Santana did get a new guitarist in late 1970, a 16-year-old kid named Neal Schon—but not before Schon got another offer. In mid-November, Schon was jamming with Santana at a studio in Berkeley, California, when Eric Clapton dropped by. Impressed with Schon’s playing, Clapton first casually invited Schon to sit in with the Derek and the Dominos but then formally asked Schon to become a member of the band. Not ready to leave home yet, Schon turned Clapton down.
Derek and the Dominos had been playing in the states for a little over a month by then. They had started in the Northeast before reaching Florida in early November. After that, the band headed for Nashville. There, they taped a performance at the Ryman Auditorium to be broadcast on The Johnny Cash Show in January. Cash brought on Carl Perkins to perform, and if Clapton had his way, he would have brought a guest, too. He told a journalist that he had wished Duane Alllman could have joined them for the show. While in Nashville, Clapton went guitar shopping. He bought several, and would put parts of three together to make the one he named Blackie. It became his favorite guitar, and would be sold at auction over 30 years later for a million dollars. After Clapton briefly returned to England because his grandfather was seriously ill, the band played a string of shows in California, during which he offered Schon a place in the band.
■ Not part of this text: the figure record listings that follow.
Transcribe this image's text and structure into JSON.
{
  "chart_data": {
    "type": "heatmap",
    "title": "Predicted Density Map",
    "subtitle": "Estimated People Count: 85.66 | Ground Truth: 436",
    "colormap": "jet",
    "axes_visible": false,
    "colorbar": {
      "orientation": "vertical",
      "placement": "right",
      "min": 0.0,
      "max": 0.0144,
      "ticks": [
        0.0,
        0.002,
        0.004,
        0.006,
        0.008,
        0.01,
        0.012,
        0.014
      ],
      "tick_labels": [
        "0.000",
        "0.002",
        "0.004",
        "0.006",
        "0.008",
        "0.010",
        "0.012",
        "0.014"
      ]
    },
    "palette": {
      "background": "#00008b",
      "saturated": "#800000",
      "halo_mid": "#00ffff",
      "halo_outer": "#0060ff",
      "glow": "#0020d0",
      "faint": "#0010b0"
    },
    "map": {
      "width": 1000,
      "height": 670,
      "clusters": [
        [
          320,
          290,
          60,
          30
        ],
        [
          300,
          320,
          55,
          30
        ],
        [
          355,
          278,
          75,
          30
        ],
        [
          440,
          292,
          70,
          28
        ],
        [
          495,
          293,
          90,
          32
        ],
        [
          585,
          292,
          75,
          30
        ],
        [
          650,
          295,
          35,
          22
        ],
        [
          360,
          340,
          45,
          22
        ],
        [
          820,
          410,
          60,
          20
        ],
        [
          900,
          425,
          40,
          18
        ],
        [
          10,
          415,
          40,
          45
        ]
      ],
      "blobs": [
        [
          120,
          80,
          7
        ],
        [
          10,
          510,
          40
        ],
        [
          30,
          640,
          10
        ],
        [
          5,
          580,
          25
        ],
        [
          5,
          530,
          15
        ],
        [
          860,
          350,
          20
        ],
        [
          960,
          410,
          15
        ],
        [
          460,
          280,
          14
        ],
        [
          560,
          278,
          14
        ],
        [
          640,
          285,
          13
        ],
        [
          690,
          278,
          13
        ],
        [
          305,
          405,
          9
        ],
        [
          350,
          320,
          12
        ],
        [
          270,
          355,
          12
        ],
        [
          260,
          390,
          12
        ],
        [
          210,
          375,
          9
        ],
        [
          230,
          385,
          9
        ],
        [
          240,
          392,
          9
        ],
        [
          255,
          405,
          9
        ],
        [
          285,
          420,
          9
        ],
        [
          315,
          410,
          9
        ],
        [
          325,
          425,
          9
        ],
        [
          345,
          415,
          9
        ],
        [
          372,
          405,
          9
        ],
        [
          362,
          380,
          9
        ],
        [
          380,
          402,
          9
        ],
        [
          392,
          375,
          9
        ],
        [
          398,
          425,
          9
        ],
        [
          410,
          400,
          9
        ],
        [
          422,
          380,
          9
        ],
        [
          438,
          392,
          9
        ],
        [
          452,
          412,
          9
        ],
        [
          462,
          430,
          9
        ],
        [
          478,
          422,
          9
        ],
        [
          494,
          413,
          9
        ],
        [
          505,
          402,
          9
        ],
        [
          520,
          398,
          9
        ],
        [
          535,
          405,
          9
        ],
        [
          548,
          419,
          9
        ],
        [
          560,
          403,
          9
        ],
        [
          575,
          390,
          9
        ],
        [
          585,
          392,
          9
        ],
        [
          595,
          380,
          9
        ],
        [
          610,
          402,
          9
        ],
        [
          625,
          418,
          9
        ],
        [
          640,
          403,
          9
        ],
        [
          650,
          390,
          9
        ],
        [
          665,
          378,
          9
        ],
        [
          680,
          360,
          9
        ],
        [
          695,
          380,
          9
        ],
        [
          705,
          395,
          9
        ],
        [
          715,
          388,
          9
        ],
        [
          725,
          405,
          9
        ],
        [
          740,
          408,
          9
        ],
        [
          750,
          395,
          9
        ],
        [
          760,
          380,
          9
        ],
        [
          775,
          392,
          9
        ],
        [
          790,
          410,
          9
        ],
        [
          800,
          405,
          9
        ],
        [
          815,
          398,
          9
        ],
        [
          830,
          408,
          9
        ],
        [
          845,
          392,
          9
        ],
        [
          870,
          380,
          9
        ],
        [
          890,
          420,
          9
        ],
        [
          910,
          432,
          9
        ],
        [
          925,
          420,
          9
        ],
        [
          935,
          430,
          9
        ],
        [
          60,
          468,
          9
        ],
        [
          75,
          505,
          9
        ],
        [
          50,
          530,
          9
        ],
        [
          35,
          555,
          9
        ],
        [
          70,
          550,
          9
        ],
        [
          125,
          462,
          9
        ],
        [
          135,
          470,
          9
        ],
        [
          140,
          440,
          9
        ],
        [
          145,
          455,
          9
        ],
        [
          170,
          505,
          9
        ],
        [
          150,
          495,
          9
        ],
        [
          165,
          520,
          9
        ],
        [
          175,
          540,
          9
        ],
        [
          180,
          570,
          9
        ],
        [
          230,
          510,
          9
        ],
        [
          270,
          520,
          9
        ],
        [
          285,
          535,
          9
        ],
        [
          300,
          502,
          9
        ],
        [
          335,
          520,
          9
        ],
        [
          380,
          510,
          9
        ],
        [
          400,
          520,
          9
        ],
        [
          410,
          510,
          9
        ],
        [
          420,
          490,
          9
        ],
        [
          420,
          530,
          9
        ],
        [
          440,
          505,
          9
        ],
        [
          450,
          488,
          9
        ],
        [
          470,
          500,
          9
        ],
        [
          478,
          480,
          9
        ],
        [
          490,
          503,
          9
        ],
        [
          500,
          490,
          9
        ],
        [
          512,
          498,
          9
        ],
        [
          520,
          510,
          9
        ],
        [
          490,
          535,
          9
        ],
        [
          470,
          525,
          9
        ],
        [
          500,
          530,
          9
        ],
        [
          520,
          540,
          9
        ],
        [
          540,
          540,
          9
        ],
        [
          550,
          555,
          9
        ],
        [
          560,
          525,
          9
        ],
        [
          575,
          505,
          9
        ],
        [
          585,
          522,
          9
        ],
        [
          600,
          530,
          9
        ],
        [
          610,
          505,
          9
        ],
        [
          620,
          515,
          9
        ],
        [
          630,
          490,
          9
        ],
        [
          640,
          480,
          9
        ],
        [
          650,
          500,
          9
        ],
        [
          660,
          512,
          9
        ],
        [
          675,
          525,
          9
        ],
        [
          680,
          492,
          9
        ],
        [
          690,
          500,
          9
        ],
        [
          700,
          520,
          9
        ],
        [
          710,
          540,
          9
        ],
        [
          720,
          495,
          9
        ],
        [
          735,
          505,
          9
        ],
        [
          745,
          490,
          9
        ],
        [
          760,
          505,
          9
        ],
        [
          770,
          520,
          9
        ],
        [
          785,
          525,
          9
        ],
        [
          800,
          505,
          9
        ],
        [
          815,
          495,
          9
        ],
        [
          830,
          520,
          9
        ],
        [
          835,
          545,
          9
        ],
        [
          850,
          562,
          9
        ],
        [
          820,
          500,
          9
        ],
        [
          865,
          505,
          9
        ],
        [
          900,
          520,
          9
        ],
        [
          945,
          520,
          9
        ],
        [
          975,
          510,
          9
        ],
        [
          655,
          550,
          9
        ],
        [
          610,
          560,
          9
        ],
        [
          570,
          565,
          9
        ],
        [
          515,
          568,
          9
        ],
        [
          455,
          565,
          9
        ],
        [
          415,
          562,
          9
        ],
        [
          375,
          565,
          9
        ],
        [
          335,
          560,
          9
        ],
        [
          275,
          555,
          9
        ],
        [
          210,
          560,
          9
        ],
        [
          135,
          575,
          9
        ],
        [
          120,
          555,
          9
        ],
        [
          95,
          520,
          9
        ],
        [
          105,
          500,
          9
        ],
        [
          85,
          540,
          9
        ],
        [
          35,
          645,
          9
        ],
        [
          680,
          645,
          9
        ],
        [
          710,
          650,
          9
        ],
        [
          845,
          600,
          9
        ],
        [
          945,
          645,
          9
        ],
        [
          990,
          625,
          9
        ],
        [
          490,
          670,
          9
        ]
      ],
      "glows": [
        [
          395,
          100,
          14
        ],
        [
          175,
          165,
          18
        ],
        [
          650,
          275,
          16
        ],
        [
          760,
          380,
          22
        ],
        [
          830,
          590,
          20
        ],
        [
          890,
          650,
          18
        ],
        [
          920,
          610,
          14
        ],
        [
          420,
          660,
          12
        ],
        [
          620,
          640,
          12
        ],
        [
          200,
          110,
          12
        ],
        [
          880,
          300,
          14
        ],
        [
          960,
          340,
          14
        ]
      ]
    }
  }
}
In late November, after the California dates, the tour headed for the Midwest. For a show at the Auditorium Theater in Chicago, the opening act was a little-known English singer/songwriter named Elton John. The next night, B. B. King joined the band onstage in Cincinnati. In early December, Duane Allman finally caught up with them and sat in during shows in Tampa and Syracuse (with Elton John again on the bill, along with Toe Fat). After shows in Detroit and Port Chester, New York, the tour ended at a community college on Long Island. It was the last time Derek and the Dominos ever played in concert, and marked the end of Clapton’s last full-blown tour for nearly four years, owing in part to the drugs that had taken a powerful hold on the band during their two months in America.
All of this happened to Derek and the Dominos before their lone album, Layla and Other Assorted Love Songs, was released. It came out five days after the tour ended.